Собравшись с последним запасом сил и энергии, он поплелся в обход. Огородами и задами пригородной слободки он, кое-как минуя стрелецкие разъезды и патрули, наконец, очутился на улице и стал осматриваться, чтобы опознаться.

— Странничек! Божий человек! Ты что же это? Аль у тебя гвоздем шапка к голове прибита… Стоишь пред иконой и шапки не ломаешь! — крикнули ему какие-то корявые старушоночки, сидевшие у входа в монастырскую ограду, около иконы, вделанной в стену.

Фон-Хаден вздрогнул и снял шапку с головы.

— Ой, батюшки! Да это кто-то не здешний!
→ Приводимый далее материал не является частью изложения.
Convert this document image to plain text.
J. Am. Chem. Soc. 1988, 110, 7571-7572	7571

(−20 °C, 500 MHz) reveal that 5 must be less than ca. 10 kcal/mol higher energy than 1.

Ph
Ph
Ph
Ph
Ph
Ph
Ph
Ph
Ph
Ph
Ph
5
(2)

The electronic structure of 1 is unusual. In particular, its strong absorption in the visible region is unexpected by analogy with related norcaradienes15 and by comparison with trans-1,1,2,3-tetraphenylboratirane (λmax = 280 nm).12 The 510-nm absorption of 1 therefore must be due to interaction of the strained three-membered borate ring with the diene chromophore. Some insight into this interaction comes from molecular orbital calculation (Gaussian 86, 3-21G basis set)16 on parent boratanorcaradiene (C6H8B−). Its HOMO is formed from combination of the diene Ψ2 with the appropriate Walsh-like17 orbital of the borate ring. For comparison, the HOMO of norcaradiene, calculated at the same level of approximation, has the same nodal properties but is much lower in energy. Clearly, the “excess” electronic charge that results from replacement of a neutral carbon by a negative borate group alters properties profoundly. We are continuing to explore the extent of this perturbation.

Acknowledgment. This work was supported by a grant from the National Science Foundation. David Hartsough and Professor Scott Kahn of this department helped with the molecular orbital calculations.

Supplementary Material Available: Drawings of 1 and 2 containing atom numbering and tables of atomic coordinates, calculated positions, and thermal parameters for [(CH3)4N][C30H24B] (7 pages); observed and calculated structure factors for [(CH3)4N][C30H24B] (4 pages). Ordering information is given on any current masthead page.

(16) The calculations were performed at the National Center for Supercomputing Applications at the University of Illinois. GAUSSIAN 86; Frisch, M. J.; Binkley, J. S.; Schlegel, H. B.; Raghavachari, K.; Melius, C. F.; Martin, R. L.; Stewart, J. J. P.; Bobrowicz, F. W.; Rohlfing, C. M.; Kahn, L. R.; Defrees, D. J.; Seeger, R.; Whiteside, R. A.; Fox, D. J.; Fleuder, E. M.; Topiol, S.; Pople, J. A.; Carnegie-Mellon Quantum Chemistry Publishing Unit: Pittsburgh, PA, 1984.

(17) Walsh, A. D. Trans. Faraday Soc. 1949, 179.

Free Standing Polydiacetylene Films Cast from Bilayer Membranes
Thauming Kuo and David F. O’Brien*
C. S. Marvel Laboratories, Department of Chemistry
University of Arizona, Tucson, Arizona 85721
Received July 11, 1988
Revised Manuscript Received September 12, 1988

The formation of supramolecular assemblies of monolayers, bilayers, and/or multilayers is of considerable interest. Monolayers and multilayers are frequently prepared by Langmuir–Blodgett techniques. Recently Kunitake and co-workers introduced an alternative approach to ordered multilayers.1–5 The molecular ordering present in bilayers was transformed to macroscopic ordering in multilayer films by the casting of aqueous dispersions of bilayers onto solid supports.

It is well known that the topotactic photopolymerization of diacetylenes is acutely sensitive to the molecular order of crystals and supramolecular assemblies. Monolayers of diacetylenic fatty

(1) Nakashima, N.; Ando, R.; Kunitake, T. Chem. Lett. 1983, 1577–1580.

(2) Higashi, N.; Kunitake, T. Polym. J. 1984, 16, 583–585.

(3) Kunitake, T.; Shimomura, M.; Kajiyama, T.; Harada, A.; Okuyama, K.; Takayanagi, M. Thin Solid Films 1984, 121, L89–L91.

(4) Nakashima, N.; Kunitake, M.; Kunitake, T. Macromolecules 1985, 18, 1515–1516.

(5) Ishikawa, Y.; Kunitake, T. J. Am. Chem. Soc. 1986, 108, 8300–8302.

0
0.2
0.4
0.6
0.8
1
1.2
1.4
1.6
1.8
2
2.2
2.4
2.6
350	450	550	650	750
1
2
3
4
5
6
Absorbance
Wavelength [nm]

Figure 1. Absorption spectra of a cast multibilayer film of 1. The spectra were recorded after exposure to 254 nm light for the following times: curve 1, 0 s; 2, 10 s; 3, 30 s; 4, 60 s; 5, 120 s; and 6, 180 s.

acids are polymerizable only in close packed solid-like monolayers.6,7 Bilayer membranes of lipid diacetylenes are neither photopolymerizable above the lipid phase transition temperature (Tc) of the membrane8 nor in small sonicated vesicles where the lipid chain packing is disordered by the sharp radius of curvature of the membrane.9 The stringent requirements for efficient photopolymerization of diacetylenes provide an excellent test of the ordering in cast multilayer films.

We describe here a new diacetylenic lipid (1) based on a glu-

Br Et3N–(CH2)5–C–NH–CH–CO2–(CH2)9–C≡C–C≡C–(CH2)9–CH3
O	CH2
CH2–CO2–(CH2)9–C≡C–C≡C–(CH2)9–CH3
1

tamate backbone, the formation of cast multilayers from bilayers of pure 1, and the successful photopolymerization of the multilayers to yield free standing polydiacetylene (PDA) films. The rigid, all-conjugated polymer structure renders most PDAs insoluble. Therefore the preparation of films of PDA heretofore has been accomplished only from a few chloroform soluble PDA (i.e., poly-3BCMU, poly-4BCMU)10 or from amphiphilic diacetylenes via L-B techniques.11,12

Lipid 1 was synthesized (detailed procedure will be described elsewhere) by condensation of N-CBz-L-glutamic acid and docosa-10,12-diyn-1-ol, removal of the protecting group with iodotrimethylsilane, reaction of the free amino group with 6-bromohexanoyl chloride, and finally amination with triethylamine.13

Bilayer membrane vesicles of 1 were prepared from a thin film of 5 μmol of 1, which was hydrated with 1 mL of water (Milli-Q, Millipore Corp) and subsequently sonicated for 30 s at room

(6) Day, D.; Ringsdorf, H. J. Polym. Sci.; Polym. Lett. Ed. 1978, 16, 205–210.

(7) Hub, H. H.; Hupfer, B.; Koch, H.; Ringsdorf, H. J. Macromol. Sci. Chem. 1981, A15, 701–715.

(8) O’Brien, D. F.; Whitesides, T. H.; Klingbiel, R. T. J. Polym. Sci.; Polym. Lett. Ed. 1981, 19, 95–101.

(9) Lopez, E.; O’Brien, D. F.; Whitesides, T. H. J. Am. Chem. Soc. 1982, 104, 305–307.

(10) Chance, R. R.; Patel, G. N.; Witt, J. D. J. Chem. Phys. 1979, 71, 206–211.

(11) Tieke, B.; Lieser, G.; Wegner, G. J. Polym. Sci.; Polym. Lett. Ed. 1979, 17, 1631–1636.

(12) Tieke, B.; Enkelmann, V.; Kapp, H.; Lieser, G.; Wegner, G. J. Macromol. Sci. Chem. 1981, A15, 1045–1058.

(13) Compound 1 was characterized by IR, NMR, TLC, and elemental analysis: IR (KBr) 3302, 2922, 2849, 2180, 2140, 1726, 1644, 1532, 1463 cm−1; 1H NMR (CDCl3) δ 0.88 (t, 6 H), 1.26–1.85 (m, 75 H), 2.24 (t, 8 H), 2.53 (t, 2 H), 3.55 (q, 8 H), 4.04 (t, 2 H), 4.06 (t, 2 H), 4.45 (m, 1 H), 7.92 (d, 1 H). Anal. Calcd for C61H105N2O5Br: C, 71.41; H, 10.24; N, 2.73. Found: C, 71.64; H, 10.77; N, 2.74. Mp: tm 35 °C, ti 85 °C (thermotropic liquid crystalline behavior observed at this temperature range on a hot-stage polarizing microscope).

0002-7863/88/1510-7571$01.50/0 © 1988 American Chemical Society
Смотрите-ка, борода у него скобленая! — закричали те же старушонки.

Около доктора Даниэля мигом собралась толпа…

— Откуда ты? Сказывай! С коих мест? — допрашивали оторопевшего доктора.

К толпе неведомо откуда примкнули два стрельца.

— Э-э, братцы! — крикнул один из них. — Да я красного зайца поймал! Это он самый! Кудесник-то, дохтур!

Сбежалось еще больше народа; явились еще другие стрельцы. Фон-Хадена тотчас скрутили, поволокли. Толпа хотела его бить; но стрельцы отстояли, крича:

— Ни, ни! Не троньте! Его приказано живьем доставить в застенок! Говори: ты, что ли, дохтур Данила Гадин?

— Я, — произнес несчастный с решимостью отчаяния. — Но я умираю с голоду… Дайте мне кусок хлеба и ведите, куда хотите!

Радостные, неистовые крики стрельцов приветствовали это признание: жертву торжественно поволокли в застенок, по улицам, залитым кровью, мимо груд окровавленных, изрубленных тел, еще валявшихся на площадях и перекрестках.